Maybe you caught an episode. “Chasing the Cure,” a TNT/TBS medical mystery show, features ailments that seem unexplained — and asks the public to help.
One such mystery is Cathy, a Gulf War veteran with a persistent cough and hair loss. No one seems to be able to figure out what's wrong. But maybe a team of experts — and you, the viewer — can help?
“For the last 28 years, they've had test after test, X-ray after X-ray, blood tests, comb biopsies,” Cathy says in a taped segment on the show's website. “I've gotten all kinds of inhalers. It can work for about two or three days, and then this cough is strong. Like he grew muscles.”
The show brings together medical advice in a way that has only been possible in recent decades. It is, at its core, not just a show about its patients' perplexing ailments, but a window into how medicine is changing in the Internet age. Better diagnoses with big medical data, longer virtual doctor visits, and—yes—even the kind of collaborative diagnoses that bring doctors hundreds of miles together in a case are becoming easier with the advent of better, faster telecommunications technology.
For medical providers in the upper Midwest, technology has been marching forward – making all things possible – for decades and decades. Dr. Josh Crabtree, senior vice president of clinical operations for Sanford Health, points out that even some of the most basic changes in telecommunications have helped transform the profession.
“We can go way back and say that the telephone was a huge technological advance in the practice of medicine – we could just pick up a phone and call a consultant who was an hour away or halfway around the world,” he said. Crabtree. “But also through technology, not only can I now talk to them on the phone, but I can talk to them on a video screen.”
That kind of remote care is the conceit behind devices like Tyto Care, a home device that has a few basic tools — like a camera, thermometer and tongue depressor — and can help doctors examine patients remotely. Sanford's website boasts that it can even help doctors make a diagnosis and offer a prescription, all without the patient ever seeing a doctor in person.
For areas like North Dakota, these technologies, called “telemedicine,”
an increasingly important way of providing access to medical care. The Washington Post
that 80% of the rural United States is medically underserved, according to federal officials, with dim hopes for an increase in doctors. ONE
on file with the University of North Dakota's Center for Rural Health indicates that most of the state is a “geographic health care professional shortage area.”
Telemedicine is increasingly being used across the country. Altru Health System is also developing its own line of telemedicine services, which Mark Waind, executive vice president and chief information officer, said helps keep patients from driving long distances for care and prevents patients from going outside in inclement weather — when there is a video link with a nurse and a patient at one end and a doctor at the other will help medical professionals to assess the situation perfectly.
“When you look at the last four or five years, we've had a dramatic increase in the amount of telemedicine that we have,” Waind said.

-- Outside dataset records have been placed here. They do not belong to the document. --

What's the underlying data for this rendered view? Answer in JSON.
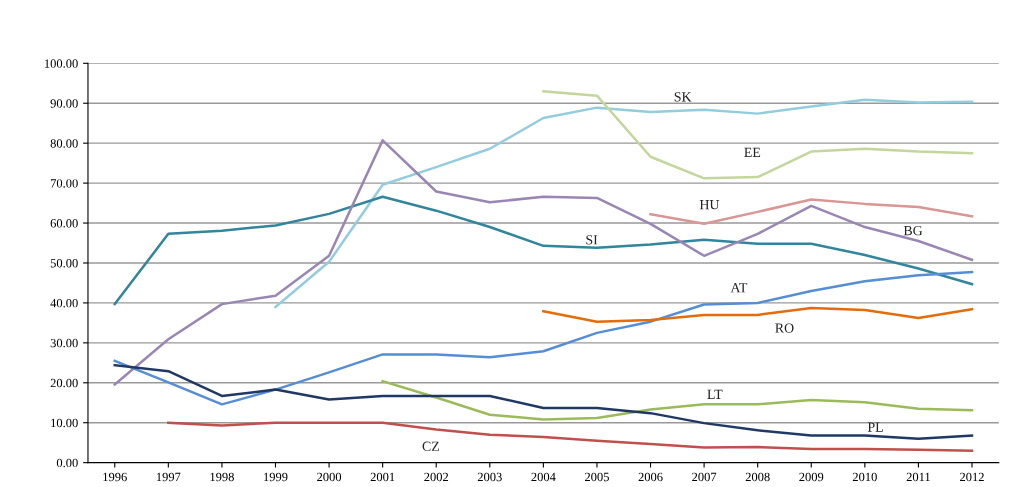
{
  "chart_data": {
    "type": "line",
    "categories": [
      "1996",
      "1997",
      "1998",
      "1999",
      "2000",
      "2001",
      "2002",
      "2003",
      "2004",
      "2005",
      "2006",
      "2007",
      "2008",
      "2009",
      "2010",
      "2011",
      "2012"
    ],
    "ylim": [
      0,
      100
    ],
    "yticks": [
      {
        "value": 0,
        "label": "0.00"
      },
      {
        "value": 10,
        "label": "10.00"
      },
      {
        "value": 20,
        "label": "20.00"
      },
      {
        "value": 30,
        "label": "30.00"
      },
      {
        "value": 40,
        "label": "40.00"
      },
      {
        "value": 50,
        "label": "50.00"
      },
      {
        "value": 60,
        "label": "60.00"
      },
      {
        "value": 70,
        "label": "70.00"
      },
      {
        "value": 80,
        "label": "80.00"
      },
      {
        "value": 90,
        "label": "90.00"
      },
      {
        "value": 100,
        "label": "100.00"
      }
    ],
    "grid": "y",
    "legend": false,
    "marker": "none",
    "line_style": "solid",
    "series": [
      {
        "name": "SK",
        "color": "#93cddd",
        "values": [
          null,
          null,
          null,
          39,
          50.3,
          69.6,
          74,
          78.6,
          86.3,
          88.9,
          87.8,
          88.4,
          87.4,
          89.2,
          90.9,
          90.2,
          90.4
        ]
      },
      {
        "name": "EE",
        "color": "#c3d69b",
        "values": [
          null,
          null,
          null,
          null,
          null,
          null,
          null,
          null,
          93,
          91.9,
          76.6,
          71.2,
          71.5,
          77.9,
          78.6,
          77.9,
          77.5
        ]
      },
      {
        "name": "HU",
        "color": "#d99694",
        "values": [
          null,
          null,
          null,
          null,
          null,
          null,
          null,
          null,
          null,
          null,
          62.2,
          59.8,
          62.8,
          65.9,
          64.8,
          64,
          61.7
        ]
      },
      {
        "name": "SI",
        "color": "#31859c",
        "values": [
          39.7,
          57.3,
          58.1,
          59.4,
          62.3,
          66.6,
          63.1,
          59,
          54.3,
          53.8,
          54.6,
          55.8,
          54.8,
          54.8,
          52,
          48.6,
          44.7
        ]
      },
      {
        "name": "BG",
        "color": "#9a86b4",
        "values": [
          19.6,
          30.9,
          39.7,
          41.8,
          51.8,
          80.7,
          67.9,
          65.2,
          66.6,
          66.3,
          59.8,
          51.8,
          57.3,
          64.3,
          59,
          55.5,
          50.8
        ]
      },
      {
        "name": "AT",
        "color": "#558ed5",
        "values": [
          25.5,
          20.1,
          14.6,
          18.3,
          22.6,
          27.1,
          27.1,
          26.4,
          27.9,
          32.5,
          35.3,
          39.6,
          40,
          43,
          45.4,
          46.9,
          47.7
        ]
      },
      {
        "name": "RO",
        "color": "#e46c0a",
        "values": [
          null,
          null,
          null,
          null,
          null,
          null,
          null,
          null,
          37.9,
          35.3,
          35.7,
          37,
          37,
          38.7,
          38.2,
          36.2,
          38.4
        ]
      },
      {
        "name": "LT",
        "color": "#9bbb59",
        "values": [
          null,
          null,
          null,
          null,
          null,
          20.4,
          16.3,
          12,
          10.8,
          11.2,
          13.3,
          14.6,
          14.6,
          15.7,
          15.1,
          13.5,
          13.1
        ]
      },
      {
        "name": "PL",
        "color": "#1f3864",
        "values": [
          24.4,
          22.9,
          16.7,
          18.3,
          15.8,
          16.7,
          16.7,
          16.7,
          13.7,
          13.7,
          12.4,
          9.9,
          8.1,
          6.8,
          6.8,
          6,
          6.8
        ]
      },
      {
        "name": "CZ",
        "color": "#c0504d",
        "values": [
          null,
          10,
          9.3,
          10,
          10,
          10,
          8.3,
          7,
          6.4,
          5.5,
          4.7,
          3.8,
          3.9,
          3.4,
          3.4,
          3.2,
          3
        ]
      }
    ]
  }
}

The other big development, said Dr. Mark Weiser, Altru's chief medical officer, is the ways big medical data is starting to help doctors treat patients. Doctors haven't been replaced by AI yet, of course—but a wealth of medical data gathered by computers is starting to give doctors a deeper understanding of the likelihood that a patient is ready to be discharged, for example.
And, of course, there's plenty of collaboration that mirrors what happens on TV shows like “Chasing the Cure” — the Mayo Clinic Care Network, which is pretty much an expansive network of resources, including physician expertise, that providers can tap into healthcare in. According to the clinic's website, that includes things like e-consults, where doctors can turn to Mayo experts for advice about a patient, to health care consults, in which industry experts offer advice on “patient care, human human resources, finance and other administrative and operational areas'. Altru is a member.
But as with the telephone, some of the simplest advances in medical technology are some of the most transformative. Waind points out that patients entering the emergency room today already know more than most other patients.
“(Patients) are much more informed than ever before because you can google anything…. you can google a kidney stone or chest pain or elbow pain,” he said. “You can google what a fracture looks like.”